As mentioned, the focus right now is on finding “solutions” to “problems” within the existing liberal-capitalist framework, and global warming is the strongest and most important example of why this won’t work. I’ll do you a favor and spare you the full rehashing, but the basic problem is that, while increasing the use of renewables is nice, what we’re ultimately going to have to do is stop using fossil fuels entirely, which is incompatible with a growth-based capitalist framework at all, let alone with the maintenance (and, indeed, promotion) of billionaire lifestyles. Global warming is just plain not a solvable problem within our current societal configuration. The society in which it is solvable has not yet been instantiated, and doing so will require destruction as much as creation. We are facing an Old Testament-level threat, and we require an Old Testament-style solution. We don’t need a pony here so much as we need four horsemen.3

This is extraordinarily important to keep in mind in the current context of “the resistance.” The particular grotesquenesses of the immediate present are strongly motivating a desire to get things “back to normal,” and even those attempting to look forward – the people who are increasingly being called “the left” – are mostly doing so within the parameters of the not-quite-discredited liberal-capitalist consensus (the fact that “socialism” now means “going halfway back to the New Deal era” tells you everything you need to know here). Certainly, some of the “norms” being “eroded” are in fact real accomplishments that we need to preserve, but a norm isn’t a good thing just because its a norm. The more important concern here is that our world was birthed wrong in the first place, resulting in many more and more important norms that are not mere politenesses but are in fact the carrots and sticks spurring us on down our current path to destruction. Most of these are still being upheld, and any real future requires their eradication. If humanity is to have any hope of tightening the widening gyre, the center must not hold.

 


  1. Nowadays this is generally indirect, modern imperialism is less about pillaging and slave labor and more about opening up markets, but the basic idea is the same, and economic force is still force.

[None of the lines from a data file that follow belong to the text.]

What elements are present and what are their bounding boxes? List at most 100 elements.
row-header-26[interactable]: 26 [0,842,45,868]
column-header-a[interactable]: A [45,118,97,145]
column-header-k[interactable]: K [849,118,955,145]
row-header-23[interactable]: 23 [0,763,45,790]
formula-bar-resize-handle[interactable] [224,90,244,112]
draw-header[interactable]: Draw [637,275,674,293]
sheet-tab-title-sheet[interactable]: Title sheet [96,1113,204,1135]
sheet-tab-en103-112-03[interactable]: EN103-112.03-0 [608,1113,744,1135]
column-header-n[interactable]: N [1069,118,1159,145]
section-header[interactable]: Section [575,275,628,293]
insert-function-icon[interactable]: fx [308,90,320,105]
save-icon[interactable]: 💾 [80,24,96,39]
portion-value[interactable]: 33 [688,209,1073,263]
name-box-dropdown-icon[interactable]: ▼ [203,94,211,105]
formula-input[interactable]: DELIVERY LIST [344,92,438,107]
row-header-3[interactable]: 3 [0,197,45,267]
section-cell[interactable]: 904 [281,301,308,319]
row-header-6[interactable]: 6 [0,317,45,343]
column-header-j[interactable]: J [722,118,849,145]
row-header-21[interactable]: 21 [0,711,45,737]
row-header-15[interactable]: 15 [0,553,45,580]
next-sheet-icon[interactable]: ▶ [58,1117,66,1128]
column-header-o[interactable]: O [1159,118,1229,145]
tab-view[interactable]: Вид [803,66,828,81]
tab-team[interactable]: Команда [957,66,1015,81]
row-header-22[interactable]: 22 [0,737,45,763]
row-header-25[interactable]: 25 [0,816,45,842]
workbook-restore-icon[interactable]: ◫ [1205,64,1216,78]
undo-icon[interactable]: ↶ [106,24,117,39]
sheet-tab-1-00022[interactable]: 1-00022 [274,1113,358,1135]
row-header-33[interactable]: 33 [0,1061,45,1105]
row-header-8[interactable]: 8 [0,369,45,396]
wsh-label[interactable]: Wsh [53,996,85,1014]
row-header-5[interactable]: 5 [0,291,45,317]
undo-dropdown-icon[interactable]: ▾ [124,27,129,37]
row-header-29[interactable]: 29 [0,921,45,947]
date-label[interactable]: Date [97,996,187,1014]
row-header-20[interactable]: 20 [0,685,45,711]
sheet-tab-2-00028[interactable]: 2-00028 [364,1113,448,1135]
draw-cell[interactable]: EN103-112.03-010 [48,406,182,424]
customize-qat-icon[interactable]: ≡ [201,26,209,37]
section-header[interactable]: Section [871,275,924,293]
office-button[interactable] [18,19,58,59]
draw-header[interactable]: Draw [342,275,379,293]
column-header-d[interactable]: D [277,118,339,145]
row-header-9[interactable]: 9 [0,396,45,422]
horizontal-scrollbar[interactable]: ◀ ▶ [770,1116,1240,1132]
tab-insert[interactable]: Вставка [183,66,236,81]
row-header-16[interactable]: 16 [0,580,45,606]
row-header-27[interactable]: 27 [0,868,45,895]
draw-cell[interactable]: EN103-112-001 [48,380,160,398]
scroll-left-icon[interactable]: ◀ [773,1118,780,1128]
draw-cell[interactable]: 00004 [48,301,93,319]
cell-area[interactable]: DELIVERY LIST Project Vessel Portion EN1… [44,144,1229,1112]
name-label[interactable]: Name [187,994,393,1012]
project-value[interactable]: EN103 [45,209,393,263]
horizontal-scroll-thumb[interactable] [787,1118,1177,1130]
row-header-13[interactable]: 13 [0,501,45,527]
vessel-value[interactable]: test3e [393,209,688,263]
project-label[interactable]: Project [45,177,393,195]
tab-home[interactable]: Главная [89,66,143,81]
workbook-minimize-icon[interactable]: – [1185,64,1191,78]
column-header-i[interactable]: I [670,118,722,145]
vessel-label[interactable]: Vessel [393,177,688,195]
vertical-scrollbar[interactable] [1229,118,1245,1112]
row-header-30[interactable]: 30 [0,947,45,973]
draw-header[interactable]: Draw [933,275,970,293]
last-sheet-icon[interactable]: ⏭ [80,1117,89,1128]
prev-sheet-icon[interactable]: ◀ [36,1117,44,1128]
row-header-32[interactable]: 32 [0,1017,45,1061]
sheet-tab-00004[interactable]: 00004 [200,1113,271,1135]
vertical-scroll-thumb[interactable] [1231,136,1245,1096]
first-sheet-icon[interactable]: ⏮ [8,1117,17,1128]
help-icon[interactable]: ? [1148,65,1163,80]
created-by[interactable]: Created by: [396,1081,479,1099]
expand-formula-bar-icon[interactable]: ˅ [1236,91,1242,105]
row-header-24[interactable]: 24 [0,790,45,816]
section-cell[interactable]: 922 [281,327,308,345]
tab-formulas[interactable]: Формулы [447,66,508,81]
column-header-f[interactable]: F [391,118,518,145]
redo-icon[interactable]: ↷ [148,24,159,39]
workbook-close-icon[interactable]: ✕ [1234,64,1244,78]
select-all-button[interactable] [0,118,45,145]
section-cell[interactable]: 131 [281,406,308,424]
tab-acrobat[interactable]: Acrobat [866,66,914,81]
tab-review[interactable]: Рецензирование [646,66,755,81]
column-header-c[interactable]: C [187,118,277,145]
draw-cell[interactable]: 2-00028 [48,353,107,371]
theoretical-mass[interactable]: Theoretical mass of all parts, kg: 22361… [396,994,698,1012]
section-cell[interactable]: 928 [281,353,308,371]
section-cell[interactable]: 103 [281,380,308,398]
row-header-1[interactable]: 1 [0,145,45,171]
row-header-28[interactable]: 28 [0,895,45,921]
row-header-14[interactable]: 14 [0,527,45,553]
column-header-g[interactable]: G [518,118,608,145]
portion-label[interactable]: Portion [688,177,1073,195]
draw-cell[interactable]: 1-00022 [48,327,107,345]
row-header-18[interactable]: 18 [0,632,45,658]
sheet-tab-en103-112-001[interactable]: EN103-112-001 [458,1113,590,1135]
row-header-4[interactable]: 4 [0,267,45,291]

Also we still have slave labor in America through the prison system, so there’s that too. 
  2. Nothing is literally sustainable. Ozymandias, entropy, etc. 
  3. Global warming is the third horseman, by the way. The first is conquest, a.k.a imperialism. The second is war, which is the state of nature that the world descends into when imperialism inevitably fails (for something that’s supposedly about spreading civilization, it’s a notably uncivilized endeavor). The third is famine, or more broadly resource depletion, which is what’s going to happen when we lose half of our agricultural yields, all of our port cities, and exist at the mercy of constant natural disasters. So, y’know, we’re getting there. The fourth is what happens after that.